Ecotourism. Ecolodge. Ecotravel. Sustainable tourism. You see these words inscribed on almost every hotel, every tourist destination, and on the tip of every travel promoter’s tongue. Do we really know what we are talking about when we mention any of these terms? Our society has become so eco-orientated, desperate to come across as environmentally friendly, that soon we will be drinking eco-friendly water from a plastic bottle. Seriously? Assumedly we have all been travelling eco-friendly because we did not wash our towels every day, but the truth is, that is not what ecotourism is about. Quite frankly, there is no ‘one’ definition, there is no ‘one’ way of spelling the terms either. It has become an overstated description to satisfy our guilty conscious because deep down inside, that eco-trip last summer; you guessed it, it wasn’t so eco-friendly at all! Let’s start by, ‘How did you get there?’ Unless you walked, or swam it really was not so eco at all.
I am not even going to mention the possible un-eco side problems that come with swimming or walking, however I am not here to criticize anybody because I am just as guilty. Instead I intend on praising everybody for trying to at least make a difference, to spread an environmental statement across, and to ensure that even if they do travel they do so with as little impact as possible. That is the keyword here; possible. We have to do with what resources are available to us, and this techno-society of ours has given us a lot of opportunities to make a difference; to minimize our impact.
However, I stumbled across an article by the BBC by a man named Dr. James Mair and he points out that eco-tourism is doing more damage to the environment than good. I find his opinion hard to grasp, not only because he writes in ways I do not fully comprehend but also because I think he mixes up REAL ecotourism with the supposed ecotourism. I think he targets eco-hotels that only say they are eco-friendly to attract the growing numbers of eco-tourists but which are quite confused about what ecological preservation in the tourism industry really means. I am sure we have all come across these forms of accommodation and it is certainly difficult to distinguish the real from the ‘wannabe’. Furthermore, a lot of the waste that is washing up or causing destruction tends to be the lingering results of non-eco hotels. That is probably where it goes wrong, having both non-eco and eco-friendly accommodation on one island. I say, “Let there be green”.

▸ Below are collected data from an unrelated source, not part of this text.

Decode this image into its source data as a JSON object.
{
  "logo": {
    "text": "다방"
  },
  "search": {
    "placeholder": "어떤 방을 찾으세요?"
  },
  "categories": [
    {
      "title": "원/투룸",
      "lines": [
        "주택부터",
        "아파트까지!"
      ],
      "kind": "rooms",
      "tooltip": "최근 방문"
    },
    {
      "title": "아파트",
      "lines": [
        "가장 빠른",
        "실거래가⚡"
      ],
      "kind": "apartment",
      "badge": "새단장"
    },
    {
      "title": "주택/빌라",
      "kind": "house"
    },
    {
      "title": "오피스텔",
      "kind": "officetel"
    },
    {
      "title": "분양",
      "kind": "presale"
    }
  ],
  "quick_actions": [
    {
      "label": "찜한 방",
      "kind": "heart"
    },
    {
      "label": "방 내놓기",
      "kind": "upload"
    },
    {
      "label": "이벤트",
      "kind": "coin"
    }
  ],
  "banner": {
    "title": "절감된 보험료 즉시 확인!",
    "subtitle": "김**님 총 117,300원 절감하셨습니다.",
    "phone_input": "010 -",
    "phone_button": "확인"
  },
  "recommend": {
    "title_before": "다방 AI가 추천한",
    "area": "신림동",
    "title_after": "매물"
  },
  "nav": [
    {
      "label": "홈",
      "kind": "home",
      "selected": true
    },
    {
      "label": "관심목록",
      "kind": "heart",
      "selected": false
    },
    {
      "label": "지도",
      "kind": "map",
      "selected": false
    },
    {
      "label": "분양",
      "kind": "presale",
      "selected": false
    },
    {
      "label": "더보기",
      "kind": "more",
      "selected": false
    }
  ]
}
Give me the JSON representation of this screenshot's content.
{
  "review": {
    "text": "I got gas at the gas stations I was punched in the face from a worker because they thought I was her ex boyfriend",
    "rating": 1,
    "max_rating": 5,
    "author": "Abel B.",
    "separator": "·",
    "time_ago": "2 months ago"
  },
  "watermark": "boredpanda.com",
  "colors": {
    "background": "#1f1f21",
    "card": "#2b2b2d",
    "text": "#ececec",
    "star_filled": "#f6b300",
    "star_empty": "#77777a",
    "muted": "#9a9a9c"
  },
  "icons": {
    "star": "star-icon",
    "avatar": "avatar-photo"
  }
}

Of course, I am not dr. at the Centre for Marine Biodiversity and Biotechnology at Heriot-Watt University in Edinburgh and my opinion is probably way off, but I cannot see how a resort or hotel which have been assessed by green criteria or recognized by a known and accepted green organization could be doing any harm. Not in their vicinity at least. Possibly because they encourage more travelling to eco-friendlyeco-resort destinations and the travelling process itself is damaging, but in all honesty in this world people are going to travel. Is it not better that we travel eco-consciously (the airplane is bad, but those 5 days in that will wash away those sins) rather than travel and damage the whole lot? Like a vegetarian, we may think that one steak does not make a difference but if 1,000 vegetarians pass on it, it may save a cow or two (probably many more).